These licences will allow TELUS to deliver improved mobile broadband connectivity to its customers nationwide as the industry moves from 4G LTE to 5G
TELUS has reportedly acquired new 600 MHz spectrum licences for Ontario, Alberta, Quebec, B.C, and Saskatchewan for a total cost of $931 million.
These licences will seemingly allow TELUS to deliver improved mobile broadband connectivity to its customers nationwide as the industry moves from 4G LTE to 5G. All these licences are equivalent to a national average of 11.3 MHz.
Sources familiar with the matter commented that presently, Canadians are enjoying the second fastest networks in the world and TELUS has been established by the Speedtest Intelligence data from Ookla’s analysis as having fastest network of Canada.

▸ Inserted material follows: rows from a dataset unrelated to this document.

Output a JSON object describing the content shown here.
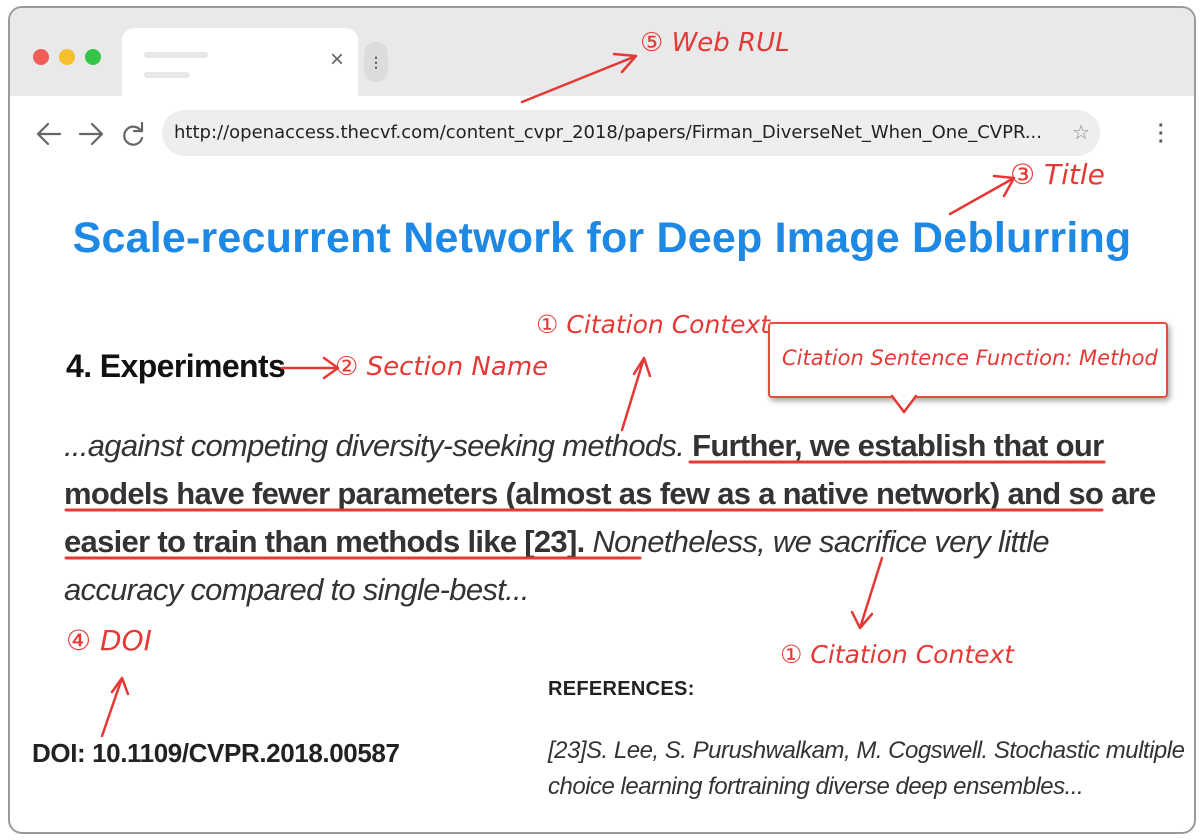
{
  "browser": {
    "tab": {
      "close_glyph": "×",
      "more_glyph": "⋮"
    },
    "nav": {
      "back_icon": "arrow-left-icon",
      "forward_icon": "arrow-right-icon",
      "reload_icon": "reload-icon"
    },
    "url": "http://openaccess.thecvf.com/content_cvpr_2018/papers/Firman_DiverseNet_When_One_CVPR...",
    "star_glyph": "☆",
    "menu_glyph": "⋮"
  },
  "page": {
    "title": "Scale-recurrent Network for Deep Image Deblurring",
    "section": "4. Experiments",
    "paragraph": {
      "context_before": "...against competing diversity-seeking methods.",
      "citation_sentence": "Further, we establish that our models have fewer parameters (almost as few as a native network) and so are easier to train than methods like [23].",
      "context_after": "Nonetheless, we sacrifice very little accuracy compared to single-best..."
    },
    "doi": "DOI: 10.1109/CVPR.2018.00587",
    "references_heading": "REFERENCES:",
    "reference": "[23]S. Lee, S. Purushwalkam, M. Cogswell. Stochastic multiple choice learning fortraining diverse deep ensembles..."
  },
  "annotations": {
    "web_url": "⑤ Web RUL",
    "title": "③ Title",
    "citation_context_top": "① Citation Context",
    "section_name": "② Section Name",
    "citation_context_bottom": "① Citation Context",
    "doi": "④ DOI",
    "sentence_function": "Citation Sentence Function: Method"
  },
  "colors": {
    "annotation_red": "#e53935",
    "title_blue": "#1e88e5",
    "tabbar_gray": "#e9e9ea"
  }
}
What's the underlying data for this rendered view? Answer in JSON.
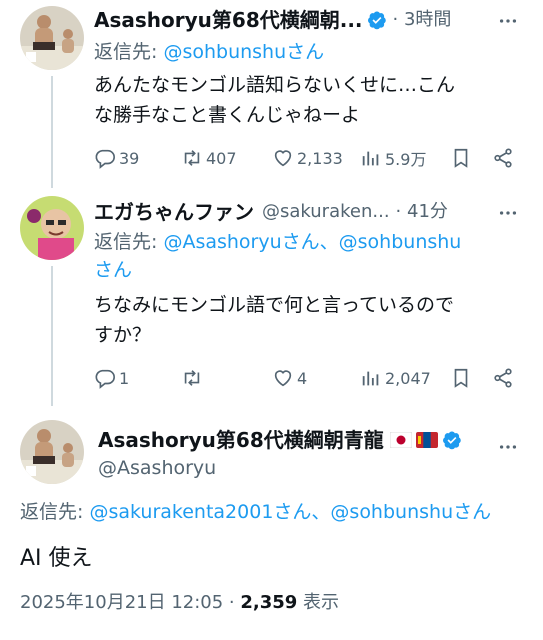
{
  "tweet1": {
    "display_name": "Asashoryu第68代横綱朝...",
    "time": "· 3時間",
    "reply_prefix": "返信先: ",
    "reply_to": "@sohbunshuさん",
    "text_line1": "あんたなモンゴル語知らないくせに…こん",
    "text_line2": "な勝手なこと書くんじゃねーよ",
    "replies": "39",
    "reposts": "407",
    "likes": "2,133",
    "views": "5.9万"
  },
  "tweet2": {
    "display_name": "エガちゃんファン",
    "handle": "@sakuraken...",
    "time": "· 41分",
    "reply_prefix": "返信先: ",
    "reply_to_line1": "@Asashoryuさん、@sohbunshu",
    "reply_to_line2": "さん",
    "text_line1": "ちなみにモンゴル語で何と言っているので",
    "text_line2": "すか？",
    "replies": "1",
    "likes": "4",
    "views": "2,047"
  },
  "tweet3": {
    "display_name": "Asashoryu第68代横綱朝青龍",
    "handle": "@Asashoryu",
    "reply_prefix": "返信先: ",
    "reply_to": "@sakurakenta2001さん、@sohbunshuさん",
    "text": "AI 使え",
    "timestamp": "2025年10月21日 12:05 · ",
    "view_count": "2,359",
    "view_label": " 表示"
  },
  "colors": {
    "accent": "#1d9bf0",
    "secondary_text": "#536471",
    "primary_text": "#0f1419"
  },
  "icons": [
    "verified-badge-icon",
    "more-icon",
    "reply-icon",
    "repost-icon",
    "like-icon",
    "views-icon",
    "bookmark-icon",
    "share-icon",
    "japan-flag-icon",
    "mongolia-flag-icon"
  ]
}
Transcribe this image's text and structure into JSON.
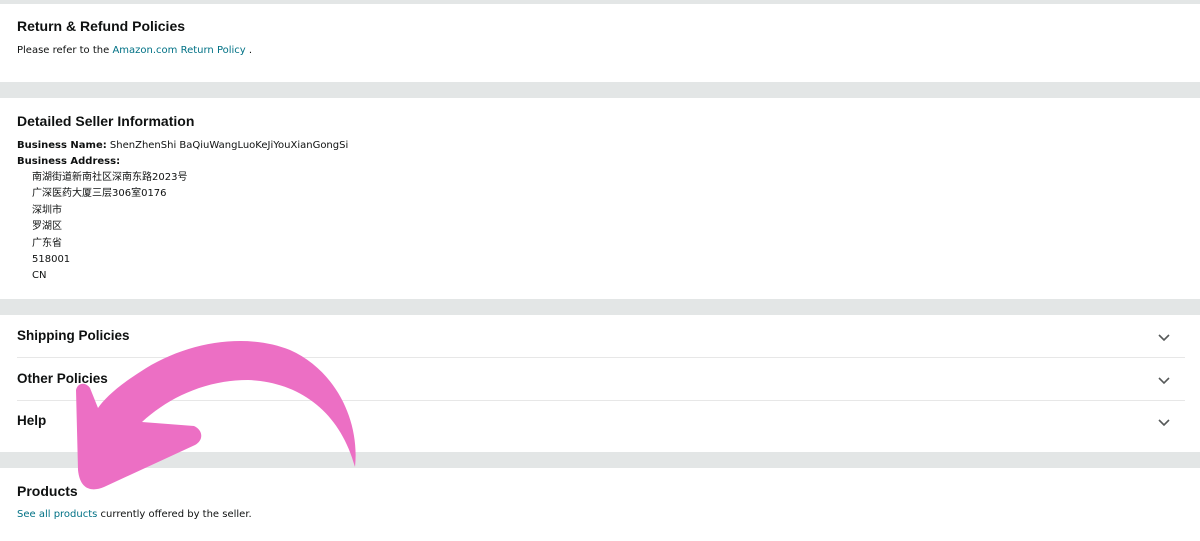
{
  "return_policy": {
    "heading": "Return & Refund Policies",
    "text_before": "Please refer to the ",
    "link": "Amazon.com Return Policy",
    "text_after": " ."
  },
  "seller_info": {
    "heading": "Detailed Seller Information",
    "business_name_label": "Business Name:",
    "business_name": " ShenZhenShi BaQiuWangLuoKeJiYouXianGongSi",
    "business_address_label": "Business Address:",
    "address_lines": [
      "南湖街道新南社区深南东路2023号",
      "广深医药大厦三层306室0176",
      "深圳市",
      "罗湖区",
      "广东省",
      "518001",
      "CN"
    ]
  },
  "accordion": [
    {
      "label": "Shipping Policies",
      "icon": "chevron-down-icon"
    },
    {
      "label": "Other Policies",
      "icon": "chevron-down-icon"
    },
    {
      "label": "Help",
      "icon": "chevron-down-icon"
    }
  ],
  "products": {
    "heading": "Products",
    "link": "See all products",
    "text_after": " currently offered by the seller."
  },
  "colors": {
    "link": "#007185",
    "band": "#e3e6e6",
    "arrow": "#ec6fc4"
  }
}
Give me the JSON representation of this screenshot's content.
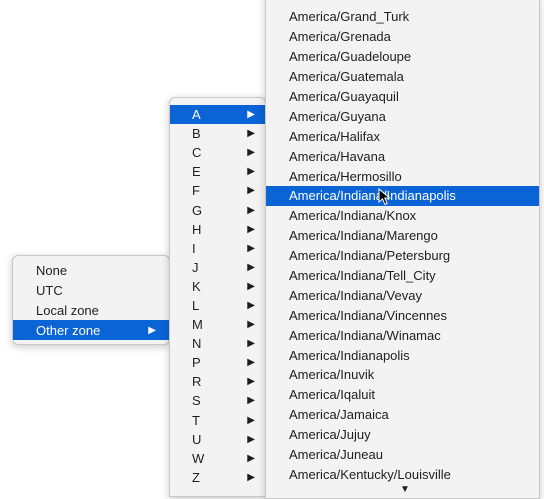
{
  "menu1": {
    "items": [
      "None",
      "UTC",
      "Local zone",
      "Other zone"
    ],
    "selected": "Other zone"
  },
  "menu2": {
    "letters": [
      "A",
      "B",
      "C",
      "E",
      "F",
      "G",
      "H",
      "I",
      "J",
      "K",
      "L",
      "M",
      "N",
      "P",
      "R",
      "S",
      "T",
      "U",
      "W",
      "Z"
    ],
    "selected": "A"
  },
  "menu3": {
    "zones": [
      "America/Grand_Turk",
      "America/Grenada",
      "America/Guadeloupe",
      "America/Guatemala",
      "America/Guayaquil",
      "America/Guyana",
      "America/Halifax",
      "America/Havana",
      "America/Hermosillo",
      "America/Indiana/Indianapolis",
      "America/Indiana/Knox",
      "America/Indiana/Marengo",
      "America/Indiana/Petersburg",
      "America/Indiana/Tell_City",
      "America/Indiana/Vevay",
      "America/Indiana/Vincennes",
      "America/Indiana/Winamac",
      "America/Indianapolis",
      "America/Inuvik",
      "America/Iqaluit",
      "America/Jamaica",
      "America/Jujuy",
      "America/Juneau",
      "America/Kentucky/Louisville"
    ],
    "selected": "America/Indiana/Indianapolis"
  },
  "icons": {
    "submenu": "chevron-right-icon",
    "scroll": "scroll-down-arrow-icon",
    "pointer": "mouse-pointer-icon"
  },
  "colors": {
    "highlight": "#0a64d6",
    "menu_bg": "#f3f3f3"
  }
}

Darren Entwistle, CEO and President of TELUS said that the deployment and acquisition of this spectrum are critical for company’s 5G growth strategy and to the world-class network quality, coverage, and speed TELUS provides to Canadians. It has been seen that the demand for wireless data continues to rise and the acquisition of 600 MHz spectrum will allow TELUS to provide rural and urban connectivity to their customers on fastest and most authentic network of Canada.
Apparently, the 600 MHz band is vital for its capability to travel great distances in rural areas and penetrate barriers to better reach inside building locations such as parking garages and elevators, which makes it highly advantageous to 5G deployment.
In addition, 4G LTE network of TELUS covers 99% of Canada’s population and the 600 MHz spectrum will enable TELUS to expand in its urban capacity while also increasing the rural availability of wireless broadband service.
Reports added that 600MHz combinatorial clock auction of Canada has included both 30 MHz set-aside and open spectrum. The 30 MHz set-aside is meant for newer service providers and efficiently amounted to a subsidy for specific well-capitalized cable companies.
According to Entwistle, the company has secured the spectrum it required despite the challenges provided by the set-aside design resulting in excessive pricing for the open spectrum blocks.